CMS Director Emeritus Leonard Engelman hosts a panel of the 2013 Oscar nominees for Hair and Makeup. |
Oscar® season came to an end last weekend with Les Miserables taking home the award for best makeup, but for the movie makeup fanatics at Cinema Makeup School, the excitement has yet to die down.
On Saturday, before the Oscar ceremony, nominees for “outstanding achievement in makeup and hairstyling” for the 85th academy awards gathered at the Samuel Goldwyn theatre for the Academy’s Hair and Makeup Symposium. Tickets for the event sold out quickly, but many CMS-ers were in attendance alongside top industry professionals like Bill Corso, Steve LaPorte, Michele Burke, Yolanda Toussieng, Michael Westmore, Greg Cannom, Deborah LaMia Denaver and Trefor Proud.
After a slideshow of the nominated films, Leonard Engelman, Director Emeritus at CMS and Governor of the Makeup Artists and Hairstylists branch of the Academy, hosted a panel discussion with the nominated artists.
Said Leonard, ‘This is a wonderful time for these eight nominees to bask in their accomplishments and recognition.…Today is a celebration of winners. Every nominee who steps onstage is a winner.”
Nominees Hitchcock, Les Miserables and The Hobbit: An Unexpected Journey set a high bar for outstanding makeup transformations this year. At the symposium, the artists behind those transformations got the chance to share the stories behind their acclaimed work.
Howard Berger, Peter Montagna, and Martin Samuel of Hitchcock at the panel discussion. |
Howard Berger, Peter Montagna and Martin Samuel of KNB Effects wowed viewers by transforming the familiar face of actor Anthony Hopkins into the spitting image of legendary auteur Alfred Hitchcock. Using silicone appliances for the translucency and weight quality of the material, they went through six versions before they found the perfect look.
For Hitchcock, finding the right look was not as simple as creating a perfect likeness; the crew recalled an early version of the makeup that looked exactly like Hitchcock, but made Anthony Hopkins completely unrecognizable. To make the film work, the artists needed to find a middle ground between the face of a well-known character and the face of a well-known actor.
Hitchcock director Sacha Gevrasi explained, “We weren't really doing an impersonation; we were trying to do Tony's version of Hitch."
Leonard Engelman with a likeness of the Master of Suspense, Alfred Hitchcock. Leonard worked with the real Hitchcock on 1969's Topaz. |
For The Hobbit: An Unexpected Journey, makeup artists Swords King, Rick Findlater and Tami Lane had their work cut out for them: turning 6-foot-tall, slim actors into convincing dwarves.
"We had to squash them
and widen them," said Swords King "What we tried to do with the
make-up was lose their necks. We tried to widen them with hair."
"We had to accentuate some of the features to create this illusion," continued Lane. "We enlarged their heads and widened their ear spans, broadened their foreheads and enlarged their noses to create this squat-ish look."
"We had to accentuate some of the features to create this illusion," continued Lane. "We enlarged their heads and widened their ear spans, broadened their foreheads and enlarged their noses to create this squat-ish look."

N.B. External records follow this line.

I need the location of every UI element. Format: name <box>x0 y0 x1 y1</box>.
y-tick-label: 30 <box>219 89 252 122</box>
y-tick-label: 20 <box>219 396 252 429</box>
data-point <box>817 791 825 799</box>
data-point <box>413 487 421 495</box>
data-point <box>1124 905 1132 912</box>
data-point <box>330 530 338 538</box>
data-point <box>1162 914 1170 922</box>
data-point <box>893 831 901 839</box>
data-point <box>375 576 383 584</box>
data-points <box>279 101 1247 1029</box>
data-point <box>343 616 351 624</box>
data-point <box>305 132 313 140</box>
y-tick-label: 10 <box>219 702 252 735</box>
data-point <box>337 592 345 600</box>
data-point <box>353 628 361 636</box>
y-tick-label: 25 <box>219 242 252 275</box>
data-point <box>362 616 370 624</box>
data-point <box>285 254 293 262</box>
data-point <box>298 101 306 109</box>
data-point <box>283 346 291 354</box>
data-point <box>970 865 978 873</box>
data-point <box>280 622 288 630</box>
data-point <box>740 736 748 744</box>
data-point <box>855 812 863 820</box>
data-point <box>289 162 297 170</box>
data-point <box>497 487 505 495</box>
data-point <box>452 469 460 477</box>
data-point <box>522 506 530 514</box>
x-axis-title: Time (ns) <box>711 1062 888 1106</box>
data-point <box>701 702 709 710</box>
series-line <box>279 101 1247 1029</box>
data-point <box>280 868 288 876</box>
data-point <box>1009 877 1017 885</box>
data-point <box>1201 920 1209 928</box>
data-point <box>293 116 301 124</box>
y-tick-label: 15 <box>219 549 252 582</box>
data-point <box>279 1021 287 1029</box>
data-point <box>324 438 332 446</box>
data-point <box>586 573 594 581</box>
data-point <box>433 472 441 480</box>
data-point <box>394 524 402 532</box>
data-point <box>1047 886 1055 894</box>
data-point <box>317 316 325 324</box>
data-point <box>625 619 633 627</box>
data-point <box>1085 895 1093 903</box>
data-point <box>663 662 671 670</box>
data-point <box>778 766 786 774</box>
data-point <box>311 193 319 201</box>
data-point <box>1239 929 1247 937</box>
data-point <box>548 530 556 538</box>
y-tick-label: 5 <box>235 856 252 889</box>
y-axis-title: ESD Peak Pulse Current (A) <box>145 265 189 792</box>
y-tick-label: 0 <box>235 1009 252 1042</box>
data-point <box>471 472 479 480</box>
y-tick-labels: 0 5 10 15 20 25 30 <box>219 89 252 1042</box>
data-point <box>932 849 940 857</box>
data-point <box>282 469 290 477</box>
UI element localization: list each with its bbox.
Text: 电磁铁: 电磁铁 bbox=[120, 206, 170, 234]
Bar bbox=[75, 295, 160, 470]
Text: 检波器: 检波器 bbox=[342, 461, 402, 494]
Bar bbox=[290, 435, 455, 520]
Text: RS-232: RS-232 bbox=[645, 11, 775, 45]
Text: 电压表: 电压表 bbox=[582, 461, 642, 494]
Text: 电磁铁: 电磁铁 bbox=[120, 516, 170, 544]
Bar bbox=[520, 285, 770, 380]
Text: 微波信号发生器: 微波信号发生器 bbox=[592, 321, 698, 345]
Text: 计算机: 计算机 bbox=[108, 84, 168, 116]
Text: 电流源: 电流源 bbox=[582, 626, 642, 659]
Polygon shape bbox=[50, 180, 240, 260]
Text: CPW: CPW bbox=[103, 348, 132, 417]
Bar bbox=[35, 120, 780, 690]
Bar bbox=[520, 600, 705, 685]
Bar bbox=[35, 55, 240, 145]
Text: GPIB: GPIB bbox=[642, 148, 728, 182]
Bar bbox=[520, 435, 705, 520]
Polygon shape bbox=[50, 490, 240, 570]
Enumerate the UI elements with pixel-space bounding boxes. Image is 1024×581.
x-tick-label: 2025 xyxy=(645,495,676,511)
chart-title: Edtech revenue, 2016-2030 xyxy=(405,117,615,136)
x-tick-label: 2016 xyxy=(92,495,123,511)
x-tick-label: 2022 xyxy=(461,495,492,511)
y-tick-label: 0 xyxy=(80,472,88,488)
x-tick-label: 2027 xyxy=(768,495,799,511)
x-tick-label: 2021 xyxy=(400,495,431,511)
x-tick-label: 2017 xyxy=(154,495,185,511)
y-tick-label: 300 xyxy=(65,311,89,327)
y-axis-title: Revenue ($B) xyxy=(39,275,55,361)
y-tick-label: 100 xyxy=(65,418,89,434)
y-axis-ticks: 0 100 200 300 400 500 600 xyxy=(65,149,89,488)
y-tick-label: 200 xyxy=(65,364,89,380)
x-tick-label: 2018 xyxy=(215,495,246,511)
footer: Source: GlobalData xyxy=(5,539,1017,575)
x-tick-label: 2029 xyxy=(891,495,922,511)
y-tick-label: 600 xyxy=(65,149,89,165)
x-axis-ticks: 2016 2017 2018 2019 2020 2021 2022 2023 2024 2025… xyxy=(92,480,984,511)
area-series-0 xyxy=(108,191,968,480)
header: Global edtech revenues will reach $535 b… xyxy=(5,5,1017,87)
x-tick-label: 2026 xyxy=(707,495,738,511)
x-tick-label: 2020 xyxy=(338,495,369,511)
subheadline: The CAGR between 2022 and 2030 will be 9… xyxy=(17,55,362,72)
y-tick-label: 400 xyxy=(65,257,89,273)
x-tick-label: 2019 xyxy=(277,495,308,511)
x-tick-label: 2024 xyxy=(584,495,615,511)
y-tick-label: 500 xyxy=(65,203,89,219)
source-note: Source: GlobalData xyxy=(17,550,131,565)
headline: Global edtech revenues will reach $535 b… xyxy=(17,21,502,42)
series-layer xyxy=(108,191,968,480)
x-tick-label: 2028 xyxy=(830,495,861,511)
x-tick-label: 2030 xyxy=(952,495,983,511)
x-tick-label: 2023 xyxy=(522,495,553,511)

To achieve the look, the Hobbit team used silicone and foam prosthetic pieces and applied hair and lace pieces to the actors’ faces, hands and
feet.
Leonard Engelmen with the soon-to-be-Oscar-winning artists behind Les Miserables, Julie Dartnell and Lisa Westcott. |
Lisa Westcott, who has been
nominated twice before, and Julie Dartnell took home the Oscar on Sunday for
their phenomenal work on Les Miserables.
In the film, Jean Valjean (Hugh Jackman) undergoes many transformations, all
cleverly designed; from a weathered prisoner to the clean respectable mayor and
finally an old man on his deathbed.
To make the normally strapping Jackman
look the part of a ragged convict, Wescott and Darnel created special dentures
and contact lenses that gave the appearance of rotted teeth and bloodshot eyes
and gave the actor’s a roughly sheared haircut and simulated scarring on the scalp.
Anne Hathaway went through
her own transformation for the blockbuster musical, having her beautiful hair
chopped off as she becomes a shadow of herself. The seamless hair and makeup
work certainly paid off for Hathaway, who won the Oscar for Best Actress. During
her celebrated performance of “I Dreamed a Dream,” viewers with a keen eye for
makeup will notice that her skin has been spattered to look sickly and the
tooth palette treatment on her teeth where some were to appear yanked out.
The event concluded with a reception
featuring a display of items from each movie, where the nominees signed
programs for fans and supporters.
"It's just great seeing
all these people that are really into the art of make-up," said Peter
Montagna. "You don't realize that there are so many fans out there who love
it. I know when I was starting out. I'd give anything to be at an event like
this. To be on the other end of it is really exciting.”